Cuánta razón tiene mi amiga. Qué gran lección… la vida es una gran lección de principio a fin, pero es en la parte final cuando realmente se ha lucido. Tanta ambición, tantos deseos, tanta voracidad, tanta codicia, tanto afán por tener, por ser, por discutir, por medrar, por acumular, por fastidiar, tantos esfuerzos por ocultar, por vencer, por conseguir, por disimular… todo esto acaba en la tumba, amigos… pasando previamente por la vejez, un estado que debería ser de gracia, de reconciliación, de rectificación, para enmendar errores, recomponer actitudes, aplicar aprendizajes. Pero no siempre es así, ¿verdad?
Me parece triste y una pérdida de tiempo llegar a la tumba cargado con la misma mochila que has paseado toda la vida. Hay que desprenderse de ese bulto, dejarlo dulcemente posado en el arcén, o tirarlo con fuerza lejos, pero dejándolo atrás sea como sea. Llegamos a este mundo sin nada, y sin nada partiremos de él. Al menos, sin nada material, sin ego, sin tantas cosas que quizás durante nuestra vida hemos pensado que nos definían y que eso era lo que éramos, lo que hemos sido.
Siempre, la humildad necesaria
La vejez es la cura de humildad definitiva. Y la muerte es la liberación, las vacaciones de verano tras el esfuerzo, antes de iniciar un nuevo curso. Una y otra son las últimas grandes lecciones de la vida, lecciones que, como todas las demás, podemos aprender, aprehender, o ignorar. En eso sí que somos libres, para acertar o equivocarnos. La gran diferencia, pienso, es el cómo… dado que todos pasaremos por ahí de una u otra forma. La dignidad, la humildad, la coherencia con que asumamos la realidad en lugar de luchar en su contra, porque la realidad siempre vence. Una vez alguien me dijo que morimos como hemos vivido, y es posible que sea cierto.
También envejecer es una prueba de resistencia y a la vez, de aceptación. Aunque vivamos en una sociedad en la que la belleza suele estar reñida con la vejez, no puedo evitar ver belleza en todo esto… en este ciclo que llamamos vida y en cómo nos despiden de ella, con la pérdida, y el llanto, y el duelo, y la soledad, y la aceptación. Quizás, después de todo, no sea tan distinto a cómo entramos en la vida, solo que no recordamos el dolor y el miedo… Y a pesar de todo, somos capaces de mantener la esperanza.
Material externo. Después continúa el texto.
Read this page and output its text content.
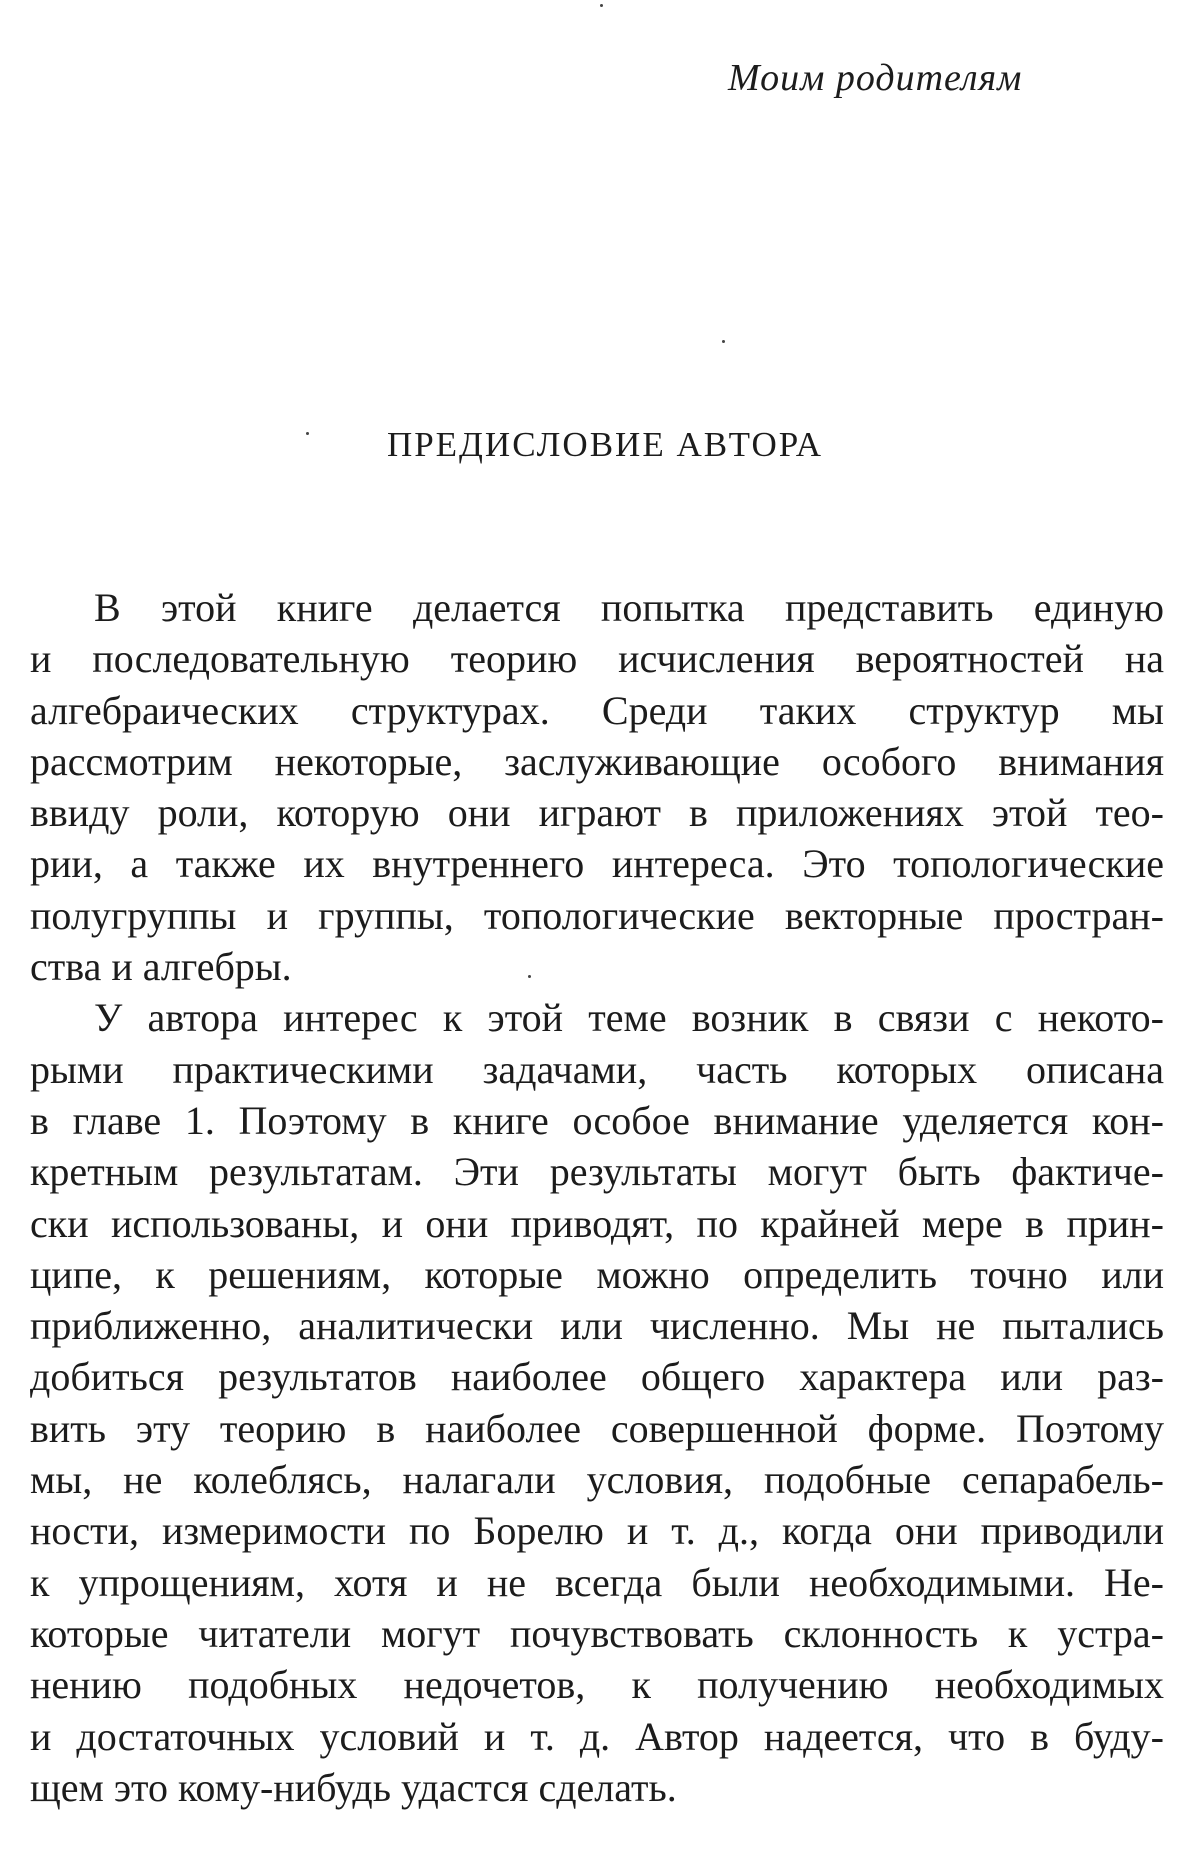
Моим родителям
ПРЕДИСЛОВИЕ АВТОРА
В этой книге делается попытка представить единую
и последовательную теорию исчисления вероятностей на
алгебраических структурах. Среди таких структур мы
рассмотрим некоторые, заслуживающие особого внимания
ввиду роли, которую они играют в приложениях этой тео-
рии, а также их внутреннего интереса. Это топологические
полугруппы и группы, топологические векторные простран-
ства и алгебры.
У автора интерес к этой теме возник в связи с некото-
рыми практическими задачами, часть которых описана
в главе 1. Поэтому в книге особое внимание уделяется кон-
кретным результатам. Эти результаты могут быть фактиче-
ски использованы, и они приводят, по крайней мере в прин-
ципе, к решениям, которые можно определить точно или
приближенно, аналитически или численно. Мы не пытались
добиться результатов наиболее общего характера или раз-
вить эту теорию в наиболее совершенной форме. Поэтому
мы, не колеблясь, налагали условия, подобные сепарабель-
ности, измеримости по Борелю и т. д., когда они приводили
к упрощениям, хотя и не всегда были необходимыми. Не-
которые читатели могут почувствовать склонность к устра-
нению подобных недочетов, к получению необходимых
и достаточных условий и т. д. Автор надеется, что в буду-
щем это кому-нибудь удастся сделать.
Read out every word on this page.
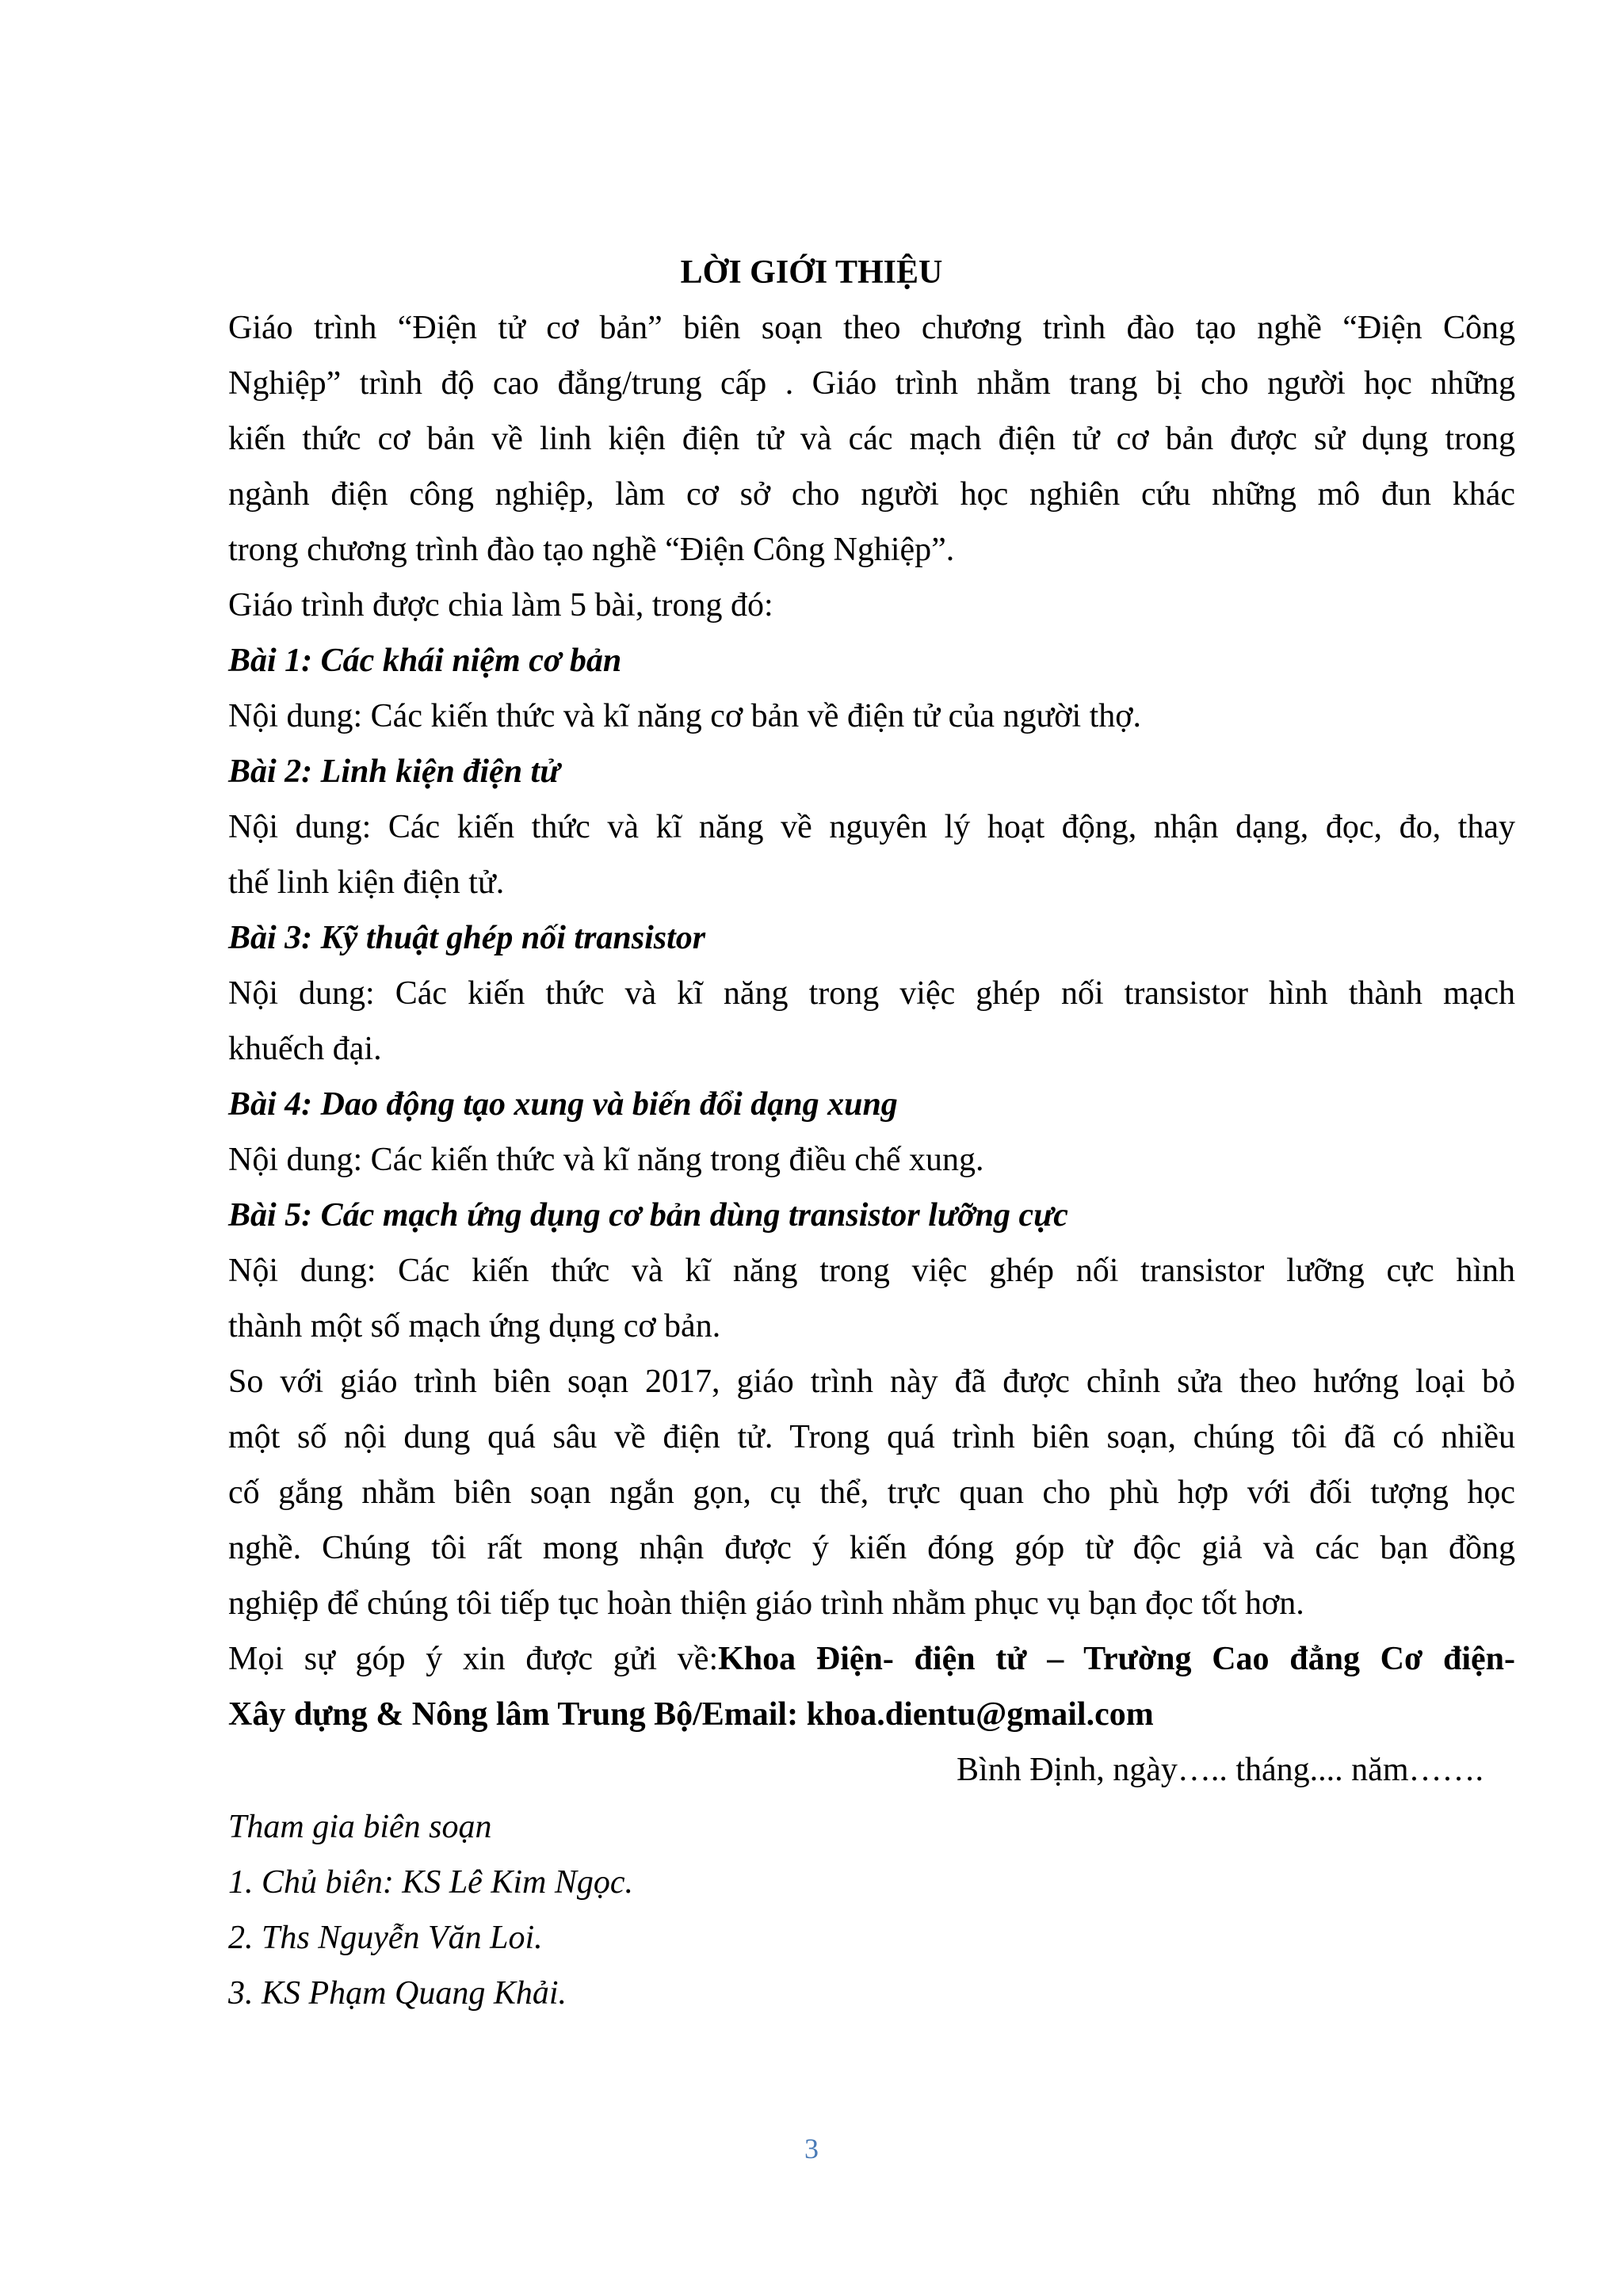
LỜI GIỚI THIỆU
Giáo trình “Điện tử cơ bản” biên soạn theo chương trình đào tạo nghề “Điện Công
Nghiệp” trình độ cao đẳng/trung cấp . Giáo trình nhằm trang bị cho người học những
kiến thức cơ bản về linh kiện điện tử và các mạch điện tử cơ bản được sử dụng trong
ngành điện công nghiệp, làm cơ sở cho người học nghiên cứu những mô đun khác
trong chương trình đào tạo nghề “Điện Công Nghiệp”.
Giáo trình được chia làm 5 bài, trong đó:
Bài 1: Các khái niệm cơ bản
Nội dung: Các kiến thức và kĩ năng cơ bản về điện tử của người thợ.
Bài 2: Linh kiện điện tử
Nội dung: Các kiến thức và kĩ năng về nguyên lý hoạt động, nhận dạng, đọc, đo, thay
thế linh kiện điện tử.
Bài 3: Kỹ thuật ghép nối transistor
Nội dung: Các kiến thức và kĩ năng trong việc ghép nối transistor hình thành mạch
khuếch đại.
Bài 4: Dao động tạo xung và biến đổi dạng xung
Nội dung: Các kiến thức và kĩ năng trong điều chế xung.
Bài 5: Các mạch ứng dụng cơ bản dùng transistor lưỡng cực
Nội dung: Các kiến thức và kĩ năng trong việc ghép nối transistor lưỡng cực hình
thành một số mạch ứng dụng cơ bản.
So với giáo trình biên soạn 2017, giáo trình này đã được chỉnh sửa theo hướng loại bỏ
một số nội dung quá sâu về điện tử. Trong quá trình biên soạn, chúng tôi đã có nhiều
cố gắng nhằm biên soạn ngắn gọn, cụ thể, trực quan cho phù hợp với đối tượng học
nghề. Chúng tôi rất mong nhận được ý kiến đóng góp từ độc giả và các bạn đồng
nghiệp để chúng tôi tiếp tục hoàn thiện giáo trình nhằm phục vụ bạn đọc tốt hơn.
Mọi sự góp ý xin được gửi về:Khoa Điện- điện tử – Trường Cao đẳng Cơ điện-
Xây dựng & Nông lâm Trung Bộ/Email: khoa.dientu@gmail.com
Bình Định, ngày….. tháng.... năm…….
Tham gia biên soạn
1. Chủ biên: KS Lê Kim Ngọc.
2. Ths Nguyễn Văn Loi.
3. KS Phạm Quang Khải.
3
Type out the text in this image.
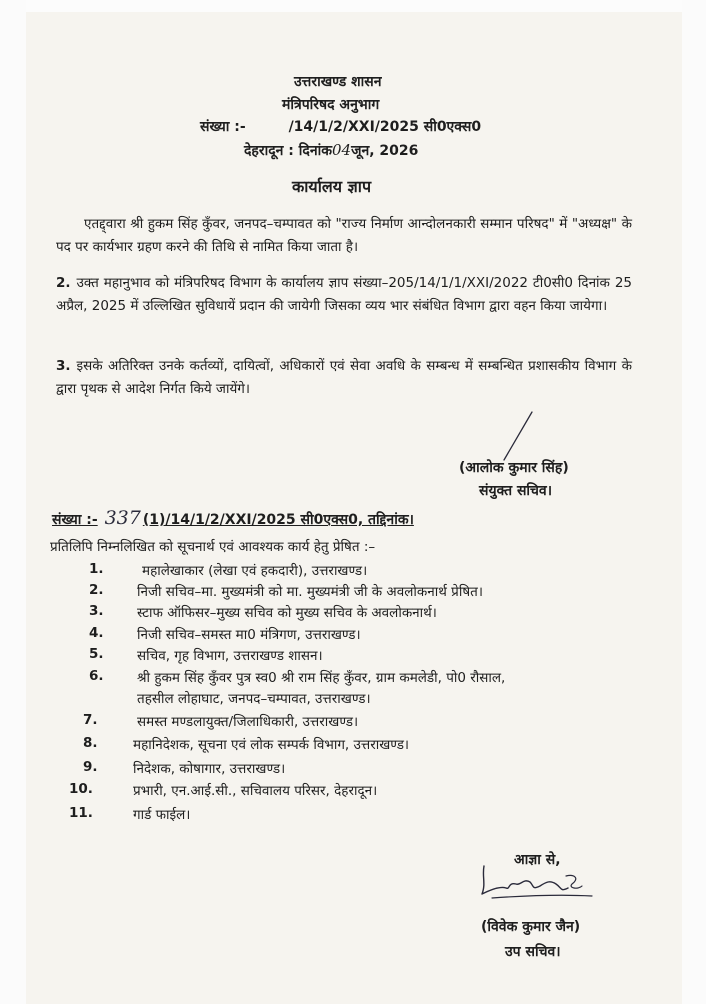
उत्तराखण्ड शासन
मंत्रिपरिषद अनुभाग
संख्या :-	/14/1/2/XXI/2025 सी0एक्स0
देहरादून : दिनांक04जून, 2026
कार्यालय ज्ञाप
एतद्द्वारा श्री हुकम सिंह कुँवर, जनपद–चम्पावत को "राज्य निर्माण आन्दोलनकारी सम्मान परिषद" में "अध्यक्ष" के पद पर कार्यभार ग्रहण करने की तिथि से नामित किया जाता है।
2. उक्त महानुभाव को मंत्रिपरिषद विभाग के कार्यालय ज्ञाप संख्या–205/14/1/1/XXI/2022 टी0सी0 दिनांक 25 अप्रैल, 2025 में उल्लिखित सुविधायें प्रदान की जायेगी जिसका व्यय भार संबंधित विभाग द्वारा वहन किया जायेगा।
3. इसके अतिरिक्त उनके कर्तव्यों, दायित्वों, अधिकारों एवं सेवा अवधि के सम्बन्ध में सम्बन्धित प्रशासकीय विभाग के द्वारा पृथक से आदेश निर्गत किये जायेंगे।
(आलोक कुमार सिंह)
संयुक्त सचिव।
संख्या :- 337 (1)/14/1/2/XXI/2025 सी0एक्स0, तद्दिनांक।
प्रतिलिपि निम्नलिखित को सूचनार्थ एवं आवश्यक कार्य हेतु प्रेषित :–
1.	महालेखाकार (लेखा एवं हकदारी), उत्तराखण्ड।
2. निजी सचिव–मा. मुख्यमंत्री को मा. मुख्यमंत्री जी के अवलोकनार्थ प्रेषित।
3. स्टाफ ऑफिसर–मुख्य सचिव को मुख्य सचिव के अवलोकनार्थ।
4. निजी सचिव–समस्त मा0 मंत्रिगण, उत्तराखण्ड।
5. सचिव, गृह विभाग, उत्तराखण्ड शासन।
6. श्री हुकम सिंह कुँवर पुत्र स्व0 श्री राम सिंह कुँवर, ग्राम कमलेडी, पो0 रौसाल,
तहसील लोहाघाट, जनपद–चम्पावत, उत्तराखण्ड।
7.	समस्त मण्डलायुक्त/जिलाधिकारी, उत्तराखण्ड।
8.	महानिदेशक, सूचना एवं लोक सम्पर्क विभाग, उत्तराखण्ड।
9.	निदेशक, कोषागार, उत्तराखण्ड।
10.	प्रभारी, एन.आई.सी., सचिवालय परिसर, देहरादून।
11.	गार्ड फाईल।
आज्ञा से,
(विवेक कुमार जैन)
उप सचिव।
No me digáis que no hay belleza en todo esto…
Termino con un poema de «El libro azul», de Esteban González Bayo, que vi un día en Twitter compartido por su hijo, Esteban González Pons:
«A mi padre no lo recuerdo joven, poderoso, altivo.
A mi padre lo recuerdo viejo, cansado, abatido.
¡Esperándome él!
¡Llegando yo!
Al final de su vida fue emocionante
cerrar nuestro círculo,
siendo yo su padre
y él, mi hijo».
Esteban González Bayo
El cuadro que ilustra esta entrada es «El relojero», llamado también «Revelación», pintado en 1955 por la gran Remedios Varo.